2. A Christmas Story
“You’ll shoot your eye out!” Anyone who’s hoped and wished and dreamed of that one gift, so special nothing else will do, will absolutely adore A Christmas Story. Ralphie wants a Red Ryder BB gun, but his parents keep telling him it’s too dangerous. But that doesn’t stop Ralphie from driving his poor parents crazy by actively campaigning for the gun.
3. Home Alone
The first film of the series (there have been four all together, and a video game) is still the best, and still deserves a viewing during the winter holidays. Didn’t every kid dream of having the house all to himself? After 8-year-old Kevin McCallister (Macaulay Culkin) is accidentally left at home when his family goes on a Christmas vacation, he finds it exhilarating at first, but lonely as the holiday approaches. Of course, along the way he has to protect his house and foil the plot of robbers Harry and Marv.
One of the best written romantic comedies in decades happens to have a Christmas theme. Eight storylines collide in this touching, funny, and highly entertaining look at love, lust, loss, and relationships. Love—specifically love during Christmas time—is under the microscope in this star-studded film by Richard Curtis. Eight couples, including the prime minister (Hugh Grant) and the aide he longs for (Martine McCutcheon), fall in and out of love over the holiday season. Why during Christmas? Because, as one character puts it, “at Christmas you tell the truth.”
5. Scrooged
Bill Murray hates Christmas and everything associated with the holiday in this modern retelling of Dickens’ A Christmas Carol. Childhood memories combined with a failed relationship with the love of his life have made this TV producer an unpleasant fellow to be around during the holiday season. But when he’s visited by three ghosts, he has a dramatic change of heart.
6. National Lampoons Christmas Vacation
No family celebrates Christmas quite like the Griswolds. It’s a classic mishmash of everything that could go wrong when family gets together and a dad who just wants to make everything perfect for everyone involved. He has grand visions of the ultimate Christmas and of course, chaos ensues. Add in a kidnapping, family home movies, a leaking jello mold, yuppie neighbors, the Jelly of the Month Club, and a huge Christmas tree and you’ve got the makings of a Christmas disaster.

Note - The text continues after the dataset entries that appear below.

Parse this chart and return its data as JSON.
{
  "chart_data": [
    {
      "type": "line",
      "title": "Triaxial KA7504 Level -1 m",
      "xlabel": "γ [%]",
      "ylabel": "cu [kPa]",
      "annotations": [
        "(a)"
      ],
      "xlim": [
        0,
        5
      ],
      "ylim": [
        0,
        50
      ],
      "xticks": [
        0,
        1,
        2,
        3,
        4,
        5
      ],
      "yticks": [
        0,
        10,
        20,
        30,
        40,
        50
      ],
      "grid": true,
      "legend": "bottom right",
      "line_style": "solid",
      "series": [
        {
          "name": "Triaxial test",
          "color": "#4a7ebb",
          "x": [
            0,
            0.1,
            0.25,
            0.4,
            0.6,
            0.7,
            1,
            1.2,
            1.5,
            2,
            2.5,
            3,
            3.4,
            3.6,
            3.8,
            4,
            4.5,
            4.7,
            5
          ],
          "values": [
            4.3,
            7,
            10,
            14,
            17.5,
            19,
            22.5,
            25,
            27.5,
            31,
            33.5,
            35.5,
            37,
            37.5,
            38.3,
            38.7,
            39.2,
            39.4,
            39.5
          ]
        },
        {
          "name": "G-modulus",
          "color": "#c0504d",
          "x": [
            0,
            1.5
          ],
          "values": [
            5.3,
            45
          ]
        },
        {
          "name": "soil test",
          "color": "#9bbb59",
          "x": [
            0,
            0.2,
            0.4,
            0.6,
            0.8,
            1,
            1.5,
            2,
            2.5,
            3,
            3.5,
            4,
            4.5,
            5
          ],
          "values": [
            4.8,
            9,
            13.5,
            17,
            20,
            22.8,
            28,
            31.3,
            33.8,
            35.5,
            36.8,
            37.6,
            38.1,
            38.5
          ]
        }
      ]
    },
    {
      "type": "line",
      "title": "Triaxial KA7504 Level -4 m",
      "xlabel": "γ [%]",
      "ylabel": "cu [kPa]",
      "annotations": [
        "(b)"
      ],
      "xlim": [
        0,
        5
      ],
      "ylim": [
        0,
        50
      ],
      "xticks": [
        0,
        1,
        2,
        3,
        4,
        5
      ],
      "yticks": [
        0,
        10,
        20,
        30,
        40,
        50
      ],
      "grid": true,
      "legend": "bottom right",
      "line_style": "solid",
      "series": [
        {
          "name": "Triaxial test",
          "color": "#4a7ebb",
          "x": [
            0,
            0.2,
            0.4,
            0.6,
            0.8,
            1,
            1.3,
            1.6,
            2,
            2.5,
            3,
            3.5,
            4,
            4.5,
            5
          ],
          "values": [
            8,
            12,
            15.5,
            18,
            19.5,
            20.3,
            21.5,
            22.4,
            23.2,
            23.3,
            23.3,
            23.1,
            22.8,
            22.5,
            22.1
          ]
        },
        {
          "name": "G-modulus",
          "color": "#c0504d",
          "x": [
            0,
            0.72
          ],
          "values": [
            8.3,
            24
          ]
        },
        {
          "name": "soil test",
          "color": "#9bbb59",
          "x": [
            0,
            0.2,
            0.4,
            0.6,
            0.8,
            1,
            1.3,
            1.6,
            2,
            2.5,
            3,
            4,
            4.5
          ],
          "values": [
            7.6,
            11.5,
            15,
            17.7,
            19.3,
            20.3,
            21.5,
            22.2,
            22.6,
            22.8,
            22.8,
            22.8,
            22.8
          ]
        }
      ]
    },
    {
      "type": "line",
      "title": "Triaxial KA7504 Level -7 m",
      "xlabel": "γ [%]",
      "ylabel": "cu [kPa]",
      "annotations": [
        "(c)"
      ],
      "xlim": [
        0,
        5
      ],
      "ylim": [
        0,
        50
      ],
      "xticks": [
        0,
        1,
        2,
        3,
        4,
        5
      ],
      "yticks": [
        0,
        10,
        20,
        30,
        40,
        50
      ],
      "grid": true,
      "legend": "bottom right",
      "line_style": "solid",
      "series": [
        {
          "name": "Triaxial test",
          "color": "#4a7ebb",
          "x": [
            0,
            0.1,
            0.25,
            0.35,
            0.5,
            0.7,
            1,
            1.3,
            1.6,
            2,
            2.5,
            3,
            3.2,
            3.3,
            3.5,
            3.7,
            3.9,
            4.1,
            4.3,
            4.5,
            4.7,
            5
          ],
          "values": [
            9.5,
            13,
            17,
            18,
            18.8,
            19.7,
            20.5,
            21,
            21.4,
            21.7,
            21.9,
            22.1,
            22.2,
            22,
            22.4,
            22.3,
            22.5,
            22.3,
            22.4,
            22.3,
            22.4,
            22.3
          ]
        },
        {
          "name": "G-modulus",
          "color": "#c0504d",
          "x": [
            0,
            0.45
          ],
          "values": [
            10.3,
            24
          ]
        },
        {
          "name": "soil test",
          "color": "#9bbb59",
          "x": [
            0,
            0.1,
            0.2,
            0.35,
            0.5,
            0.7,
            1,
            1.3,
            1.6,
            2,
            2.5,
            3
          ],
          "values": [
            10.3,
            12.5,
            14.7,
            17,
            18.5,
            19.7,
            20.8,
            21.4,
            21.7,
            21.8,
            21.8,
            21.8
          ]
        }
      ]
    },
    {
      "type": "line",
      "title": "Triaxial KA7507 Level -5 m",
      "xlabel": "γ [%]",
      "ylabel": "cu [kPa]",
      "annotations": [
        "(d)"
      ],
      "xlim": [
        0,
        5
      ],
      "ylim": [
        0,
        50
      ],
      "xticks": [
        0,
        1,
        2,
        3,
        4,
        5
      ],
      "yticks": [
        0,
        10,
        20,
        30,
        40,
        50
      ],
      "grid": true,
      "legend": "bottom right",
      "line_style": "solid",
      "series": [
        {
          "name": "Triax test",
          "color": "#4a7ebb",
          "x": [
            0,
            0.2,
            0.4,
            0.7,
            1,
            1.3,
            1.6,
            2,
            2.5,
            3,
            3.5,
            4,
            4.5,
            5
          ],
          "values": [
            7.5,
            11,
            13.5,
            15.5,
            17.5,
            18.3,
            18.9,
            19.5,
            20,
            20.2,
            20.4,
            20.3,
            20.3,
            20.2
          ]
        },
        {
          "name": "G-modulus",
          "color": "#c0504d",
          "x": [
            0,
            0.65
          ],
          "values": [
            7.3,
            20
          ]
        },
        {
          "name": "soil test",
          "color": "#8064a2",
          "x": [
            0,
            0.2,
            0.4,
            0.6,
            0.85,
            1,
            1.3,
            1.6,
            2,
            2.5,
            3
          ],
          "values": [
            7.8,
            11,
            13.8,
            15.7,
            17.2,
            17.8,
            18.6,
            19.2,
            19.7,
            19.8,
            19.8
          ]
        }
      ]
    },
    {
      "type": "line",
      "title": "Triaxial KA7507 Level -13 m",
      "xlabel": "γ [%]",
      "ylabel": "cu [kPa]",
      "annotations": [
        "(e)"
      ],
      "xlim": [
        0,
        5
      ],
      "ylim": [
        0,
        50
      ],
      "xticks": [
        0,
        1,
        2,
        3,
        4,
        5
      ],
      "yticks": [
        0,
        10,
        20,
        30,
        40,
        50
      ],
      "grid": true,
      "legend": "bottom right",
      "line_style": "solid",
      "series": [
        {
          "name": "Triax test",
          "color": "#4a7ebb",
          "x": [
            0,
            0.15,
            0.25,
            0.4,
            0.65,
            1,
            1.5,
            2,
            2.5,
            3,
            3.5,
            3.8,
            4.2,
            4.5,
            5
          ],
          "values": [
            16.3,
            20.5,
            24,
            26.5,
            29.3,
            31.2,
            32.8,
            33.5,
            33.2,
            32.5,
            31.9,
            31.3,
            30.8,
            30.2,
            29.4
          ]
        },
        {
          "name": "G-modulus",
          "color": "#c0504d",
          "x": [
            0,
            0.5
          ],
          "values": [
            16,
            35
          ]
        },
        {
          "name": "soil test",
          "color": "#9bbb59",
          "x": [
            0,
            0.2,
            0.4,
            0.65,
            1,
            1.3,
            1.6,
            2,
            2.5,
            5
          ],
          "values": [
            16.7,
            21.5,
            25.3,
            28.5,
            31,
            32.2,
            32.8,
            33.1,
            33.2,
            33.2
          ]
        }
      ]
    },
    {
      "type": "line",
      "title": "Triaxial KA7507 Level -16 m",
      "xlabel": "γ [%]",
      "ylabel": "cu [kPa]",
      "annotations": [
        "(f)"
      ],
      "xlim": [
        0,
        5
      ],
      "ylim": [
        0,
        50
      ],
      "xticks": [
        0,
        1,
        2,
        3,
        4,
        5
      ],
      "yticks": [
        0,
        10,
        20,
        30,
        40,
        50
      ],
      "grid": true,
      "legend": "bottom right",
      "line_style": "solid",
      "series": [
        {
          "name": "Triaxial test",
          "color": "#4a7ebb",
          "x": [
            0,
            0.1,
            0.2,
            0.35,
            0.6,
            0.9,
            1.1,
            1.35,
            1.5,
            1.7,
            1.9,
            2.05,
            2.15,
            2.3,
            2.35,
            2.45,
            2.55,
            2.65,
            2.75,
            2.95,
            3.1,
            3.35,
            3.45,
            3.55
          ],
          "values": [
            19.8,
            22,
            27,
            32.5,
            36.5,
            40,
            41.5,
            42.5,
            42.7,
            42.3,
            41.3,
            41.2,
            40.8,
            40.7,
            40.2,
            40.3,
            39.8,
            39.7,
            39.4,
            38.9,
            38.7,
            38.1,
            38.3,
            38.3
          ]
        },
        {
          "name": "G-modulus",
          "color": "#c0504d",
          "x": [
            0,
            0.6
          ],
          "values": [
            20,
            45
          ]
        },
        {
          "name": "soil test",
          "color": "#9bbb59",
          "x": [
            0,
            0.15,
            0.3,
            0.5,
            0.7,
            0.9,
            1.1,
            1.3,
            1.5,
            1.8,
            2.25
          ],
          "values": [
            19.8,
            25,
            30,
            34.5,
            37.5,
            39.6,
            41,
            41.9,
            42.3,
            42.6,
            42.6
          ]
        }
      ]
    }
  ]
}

No surprises here. Frank Capra’s classic, starring Thomas Mitchell and Jimmy Stewart, is a true holiday heartwarmer about a despondent, suicidal man (Stewart) whose zest for life is rekindled after being shown what life would have been like without him.
8. Elf
A “new classic”? Will Ferrell channels his inner child (not exactly method acting for him) as Buddy, a human raised as an elf in Santa’s workshop. Once he ventures out into the cruel grind of daily life, his boundless joy may be the perfect antidote to a lagging interest in Christmas for Jovie and her fellow New Yorkers.
9. A Muppet Christmas Carol
The Muppet Christmas Carol is a 1992 American musical fantasy-comedy film and an adaptation of Charles Dickens’s A Christmas Carol. Michael Caine, surrounded by legions of fuzzy, felt puppets, plays it straight as the grumpy Ebenezer Scrooge, an old miser who could care less about Christmas and the joy the season brings. Working for the skinflint is his faithful employee Bob Cratchit (Kermit the Frog), who begs Scrooge for a day off for Christmas.
10. Nightmare Before Christmas
Director Tim Burton brings his twisted take on the holiday season to this animated film about Jack Skellington— the Pumpkin King of “Halloween Town” who opens a portal to “Christmas Town” and decides to bring the holiday back to Halloween Town, with some dastardly and comical consequences. Join jack and his wild antic as he shakes up the Christmas holiday.